The absolutely healthy and perfect human being is a myth that would appeal to Nazis and other fanatics of biological perfection and social engineering. Taking their position to its absurd, but logically consistent, conclusion we should organize a new global system of producing only 'perfect' human beings who will not fall ill or suffer, the dream or nightmare desired by Jozef Mengele.
Many geneticists are already working in that direction. Research on ways of 'correcting' human DNA defects is clearly aimed at such a goal. New computer software to help individuals and couples achieve 'perfect' biological matches also fall into the same category.
But the question is; who decides all that? The answer is: scientists and doctors who are answerable to no one.
The new law requires that the decision to die be taken by the patient himself. But how can someone supposed to be subjected to excruciating pain be in a condition to make a life-and-death decision?
The economic argument advanced in favor of euthanasia is even more scandalous. If we were to apply the principle of cost-effectiveness to every human existence, we would quickly realize the folly of such procedures. There are hundreds of millions of people in the poor countries who contribute nothing or very little to the global economy. And there are tens of millions of old-age pensioners in the richest nations who represent a burden for the public treasury. To decide who lives and who dies on the basis of financial calculations is one example of reason gone mad.

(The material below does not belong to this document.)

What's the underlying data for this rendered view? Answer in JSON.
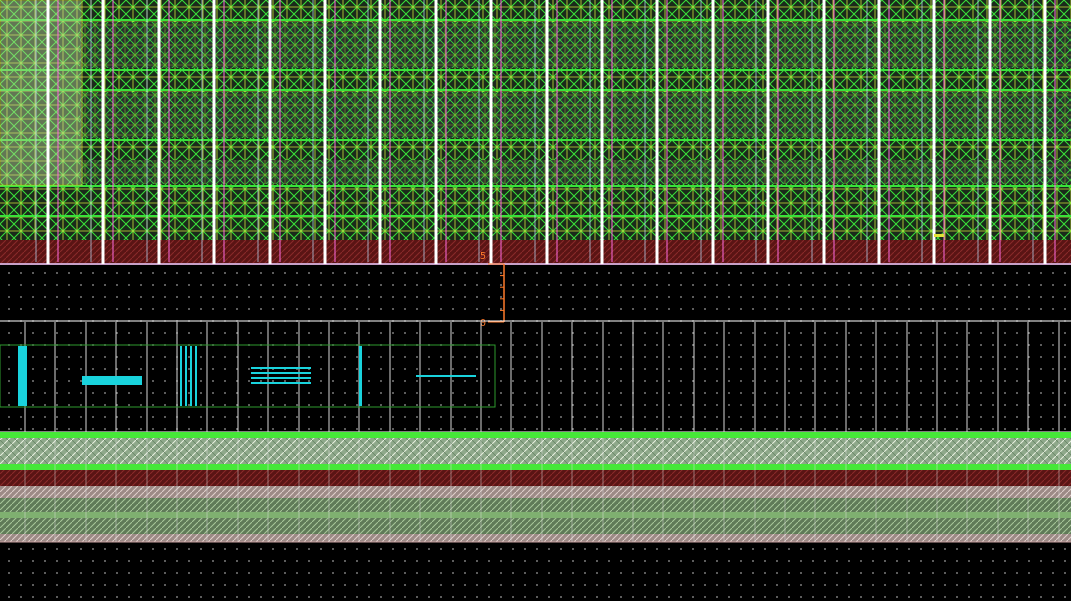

Aristotle, the father of logic, was aware of the dangers of taking rationality into the uncharted territories of human existence. He had also warned that any system that exaggerates its fundamental principle is doomed to destruction. In this case, too much rationality kills reason.

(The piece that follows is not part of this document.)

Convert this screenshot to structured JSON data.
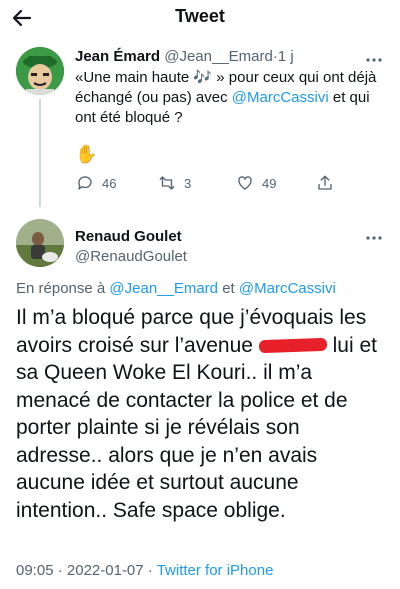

There are areas of life, some would say the most important that cannot and must not be subjected to cold scientific logic. These include love, friendship, taste, talent, and, of course, joy and pain. Why do we fall in love with those two particular black eyes and not others in the world? Why do we feel the grace of friendship with this or that particular individual out of billions of human beings? Why do we like the voice of this singer and not the other and the poetry of this poet and not another? How is it that we can paint reasonably well but sing worse than a frog?
Some areas of human existence must be allowed to retain the mystery that they have always enjoyed in the mystical chiaroscuro of the human condition.
We should not decree love, friendship and talent. Nor should we try to decree death. Euthanasia, a Greek word, means 'mercy killing' and was initially coined to describe the administration of the coup de grace to badly wounded horses. Human beings, however, cannot be treated the same way as horses. Nor can a doctor of medicine act like a stable boy.